As for Jesus’ “virtue,” note that the text doesn’t say Jesus was petulant. Nor does it suggest that he’d destroyed someone’s property; this was just a roadside tree, not an orchard fixture. And though this event stands out as Jesus’ only act of miraculous destruction in the Gospels, the “victim” was, after all, only a tree. If, in contrast, Jesus had asked a blind man to read something, and then he turned on him when he couldn’t, that would be troubling. But that’s not what happened.

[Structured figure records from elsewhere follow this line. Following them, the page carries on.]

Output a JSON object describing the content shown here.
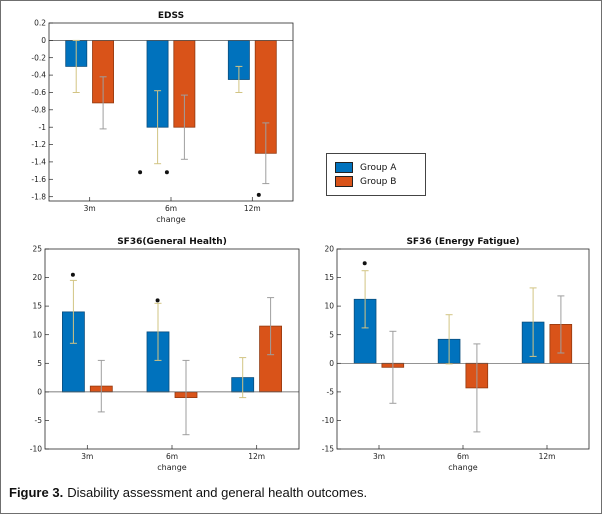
{
  "figure": {
    "caption_label": "Figure 3.",
    "caption_text": "Disability assessment and general health outcomes."
  },
  "legend": {
    "position": "middle-right",
    "entries": [
      {
        "label": "Group A",
        "color": "#0072BD"
      },
      {
        "label": "Group B",
        "color": "#D95319"
      }
    ]
  },
  "colors": {
    "group_a": "#0072BD",
    "group_b": "#D95319",
    "group_a_edge": "#0a4e7e",
    "group_b_edge": "#93390f",
    "error_a": "#d2c483",
    "error_b": "#9e9e9e",
    "outlier": "#111111"
  },
  "chart_data": [
    {
      "id": "edss",
      "type": "bar",
      "title": "EDSS",
      "xlabel": "change",
      "categories": [
        "3m",
        "6m",
        "12m"
      ],
      "ylim": [
        -1.85,
        0.2
      ],
      "yticks": [
        0.2,
        0,
        -0.2,
        -0.4,
        -0.6,
        -0.8,
        -1,
        -1.2,
        -1.4,
        -1.6,
        -1.8
      ],
      "grid": false,
      "series": [
        {
          "name": "Group A",
          "color": "#0072BD",
          "edge": "#0a4e7e",
          "error_color": "#d2c483",
          "values": [
            -0.3,
            -1.0,
            -0.45
          ],
          "errors": [
            0.3,
            0.42,
            0.15
          ]
        },
        {
          "name": "Group B",
          "color": "#D95319",
          "edge": "#93390f",
          "error_color": "#9e9e9e",
          "values": [
            -0.72,
            -1.0,
            -1.3
          ],
          "errors": [
            0.3,
            0.37,
            0.35
          ]
        }
      ],
      "outliers": [
        {
          "cat": 1,
          "dx": -0.38,
          "y": -1.52
        },
        {
          "cat": 1,
          "dx": -0.05,
          "y": -1.52
        },
        {
          "cat": 2,
          "dx": 0.08,
          "y": -1.78
        }
      ]
    },
    {
      "id": "sf36-general-health",
      "type": "bar",
      "title": "SF36(General Health)",
      "xlabel": "change",
      "categories": [
        "3m",
        "6m",
        "12m"
      ],
      "ylim": [
        -10,
        25
      ],
      "yticks": [
        25,
        20,
        15,
        10,
        5,
        0,
        -5,
        -10
      ],
      "grid": false,
      "series": [
        {
          "name": "Group A",
          "color": "#0072BD",
          "edge": "#0a4e7e",
          "error_color": "#d2c483",
          "values": [
            14,
            10.5,
            2.5
          ],
          "errors": [
            5.5,
            5,
            3.5
          ]
        },
        {
          "name": "Group B",
          "color": "#D95319",
          "edge": "#93390f",
          "error_color": "#9e9e9e",
          "values": [
            1,
            -1,
            11.5
          ],
          "errors": [
            4.5,
            6.5,
            5
          ]
        }
      ],
      "outliers": [
        {
          "cat": 0,
          "dx": -0.17,
          "y": 20.5
        },
        {
          "cat": 1,
          "dx": -0.17,
          "y": 16
        }
      ]
    },
    {
      "id": "sf36-energy-fatigue",
      "type": "bar",
      "title": "SF36 (Energy Fatigue)",
      "xlabel": "change",
      "categories": [
        "3m",
        "6m",
        "12m"
      ],
      "ylim": [
        -15,
        20
      ],
      "yticks": [
        20,
        15,
        10,
        5,
        0,
        -5,
        -10,
        -15
      ],
      "grid": false,
      "series": [
        {
          "name": "Group A",
          "color": "#0072BD",
          "edge": "#0a4e7e",
          "error_color": "#d2c483",
          "values": [
            11.2,
            4.2,
            7.2
          ],
          "errors": [
            5,
            4.3,
            6
          ]
        },
        {
          "name": "Group B",
          "color": "#D95319",
          "edge": "#93390f",
          "error_color": "#9e9e9e",
          "values": [
            -0.7,
            -4.3,
            6.8
          ],
          "errors": [
            6.3,
            7.7,
            5
          ]
        }
      ],
      "outliers": [
        {
          "cat": 0,
          "dx": -0.17,
          "y": 17.5
        }
      ]
    }
  ]
}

Rather, the Lord found a teachable moment in the traffic patterns of life. In this case, most agree that He performed an action parable, critiquing fruitless religious leaders with a leafy display of ceremony and piety. And when the disciples wondered at His power to speak destruction, He talked to them of faith. For comparison, imagine that had he been gathering firewood and was surprised by scurrying insects who’d been hidden under a fallen log. He might have said something about those who hated the light and then killed the “innocent” bugs with a withering declaration, thus picturing the destruction to come.

In the end, there are two broad ways to approach the fig-tree encounter, both beginning with the question, “Why did He do that?” British Lord and Nobel Laureate Bertrand Russell and his acolytes ask it rhetorically, accusingly, and dismissively. Believers ask it genuinely, reverently, and expectantly, secure in the knowledge that there is a good and honorable answer. Furthermore, they take to heart the Lord’s teaching that a show of churchiness and grand religious talk mean nothing if no Kingdom fruit can be found in their lives.